I enjoy being able to hand a smartphone to talent on set, and offer them the wireless remote opportunity to pick whatever brightness and color they prefer at final position. Similarly I enjoy being able to make those decisions myself from a distance, while I’m right at the camera viewfinder. I do this with all of my Aputure products, including the new Aputure 200x bi-color key light. and the little brother to the MT Pro, the MC RGBWW LED light.

Aputure has focused marketing of its MT Pro on the pixel density of its LED array: this basically means that it’s harder to see each individual “dot of light” if staring straight into the tube, more diffusely distributed. But there is also a semi-opaque diffusion “lens” built in front of the LED array anyway, and for further customization, you can easily mount (quickly in seconds) the included lighting grid attachment seen here, for narrowing the spread of the beam and thereby reducing light spill/loss at angles beyond, say, 45 degrees. All told, the pixel density is nice to have but not critical: in fact, Aputure could not resist showing it off at startup every time with a rainbow sequence that cycles colors through those dense LEDs, and it’s nothing that I want people to see on a set.

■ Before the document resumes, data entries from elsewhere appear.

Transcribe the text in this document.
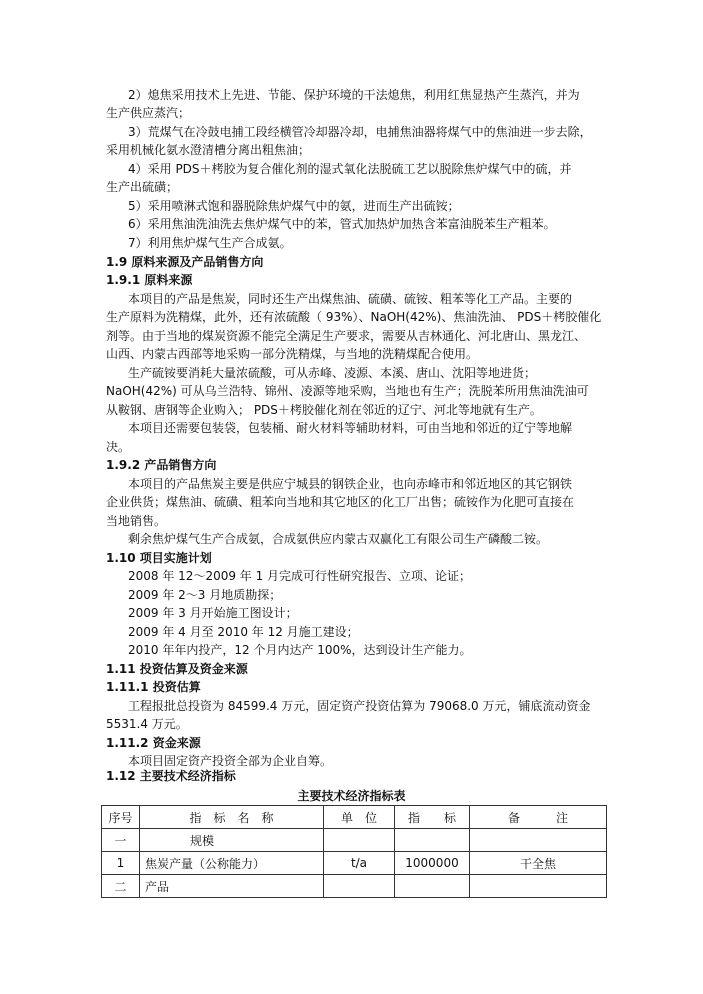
2）熄焦采用技术上先进、节能、保护环境的干法熄焦，利用红焦显热产生蒸汽，并为
生产供应蒸汽；
3）荒煤气在冷鼓电捕工段经横管冷却器冷却，电捕焦油器将煤气中的焦油进一步去除，
采用机械化氨水澄清槽分离出粗焦油；
4）采用 PDS＋栲胶为复合催化剂的湿式氧化法脱硫工艺以脱除焦炉煤气中的硫，并
生产出硫磺；
5）采用喷淋式饱和器脱除焦炉煤气中的氨，进而生产出硫铵；
6）采用焦油洗油洗去焦炉煤气中的苯，管式加热炉加热含苯富油脱苯生产粗苯。
7）利用焦炉煤气生产合成氨。
1.9 原料来源及产品销售方向
1.9.1 原料来源
本项目的产品是焦炭，同时还生产出煤焦油、硫磺、硫铵、粗苯等化工产品。主要的
生产原料为洗精煤，此外，还有浓硫酸（ 93%）、NaOH(42%)、焦油洗油、 PDS＋栲胶催化
剂等。由于当地的煤炭资源不能完全满足生产要求，需要从吉林通化、河北唐山、黑龙江、
山西、内蒙古西部等地采购一部分洗精煤，与当地的洗精煤配合使用。
生产硫铵要消耗大量浓硫酸，可从赤峰、凌源、本溪、唐山、沈阳等地进货；
NaOH(42%) 可从乌兰浩特、锦州、凌源等地采购，当地也有生产；洗脱苯所用焦油洗油可
从鞍钢、唐钢等企业购入； PDS＋栲胶催化剂在邻近的辽宁、河北等地就有生产。
本项目还需要包装袋，包装桶、耐火材料等辅助材料，可由当地和邻近的辽宁等地解
决。
1.9.2 产品销售方向
本项目的产品焦炭主要是供应宁城县的钢铁企业，也向赤峰市和邻近地区的其它钢铁
企业供货；煤焦油、硫磺、粗苯向当地和其它地区的化工厂出售；硫铵作为化肥可直接在
当地销售。
剩余焦炉煤气生产合成氨，合成氨供应内蒙古双赢化工有限公司生产磷酸二铵。
1.10 项目实施计划
2008 年 12～2009 年 1 月完成可行性研究报告、立项、论证；
2009 年 2～3 月地质勘探；
2009 年 3 月开始施工图设计；
2009 年 4 月至 2010 年 12 月施工建设；
2010 年年内投产，12 个月内达产 100%，达到设计生产能力。
1.11 投资估算及资金来源
1.11.1 投资估算
工程报批总投资为 84599.4 万元，固定资产投资估算为 79068.0 万元，铺底流动资金
5531.4 万元。
1.11.2 资金来源
本项目固定资产投资全部为企业自筹。
1.12 主要技术经济指标
主要技术经济指标表
序号	指　标　名　称	单　位	指　　标	备　　　注
一	规模			
1	焦炭产量（公称能力）	t/a	1000000	干全焦
二	产品			
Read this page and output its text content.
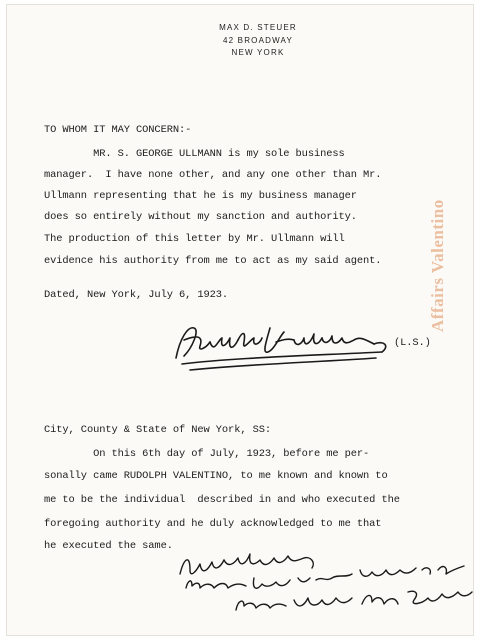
MAX D. STEUER
42 BROADWAY
NEW YORK
TO WHOM IT MAY CONCERN:-
MR. S. GEORGE ULLMANN is my sole business
manager.  I have none other, and any one other than Mr.
Ullmann representing that he is my business manager
does so entirely without my sanction and authority.
The production of this letter by Mr. Ullmann will
evidence his authority from me to act as my said agent.
Dated, New York, July 6, 1923.
(L.S.)
Affairs Valentino
City, County & State of New York, SS:
On this 6th day of July, 1923, before me per-
sonally came RUDOLPH VALENTINO, to me known and known to
me to be the individual  described in and who executed the
foregoing authority and he duly acknowledged to me that
he executed the same.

Speaking of color, I foresee staying in CCT mode most of the time (mostly just daylight and incandescent color temperatures), rather than HSI with endless color possibilities. Adding color splash onto, for example, a whole set background surface is a bigger haul than this portable light can manage, and projecting color onto smaller subjects and surfaces is a far less likely creative decision. I like that these modes are isolated from each other, and that I can boot back into CCT every time I turn the power on, at my last setting.

Also included is a plastic miniature tripod; this is another thing I could have lived without, especially if saving room for a smaller carrying case. In this regard, it’s worth thinking how you would use this product’s size and shape: in my on-set photos below, you can see my subject’s face illuminated in an ideal use case example. I needed a soft light that would focus only on nearby talent, in a slim horizontal form factor to stay out of my multi-camera shots. In the final camera positions, the whole light is concealed by the piano’s parallel music stand. There are very few cases when you’d use the included miniature tripod with the MT Pro, though there are 1/4″-20 screw holes as mounting points (and even magnets for attaching easily to metallic surfaces), at both horizontal and vertical orientation. For the latter, you may find that it works well vertically for illuminating a nearby matching subject, such as an interviewee sitting in a chair or standing, especially when you add the included grid attachment to reduce spill. Basically, often you just don’t need a traditional round lighting zone, and a tube is the right fit. You can’t do any better in the compact product category than this Aputure MT Pro.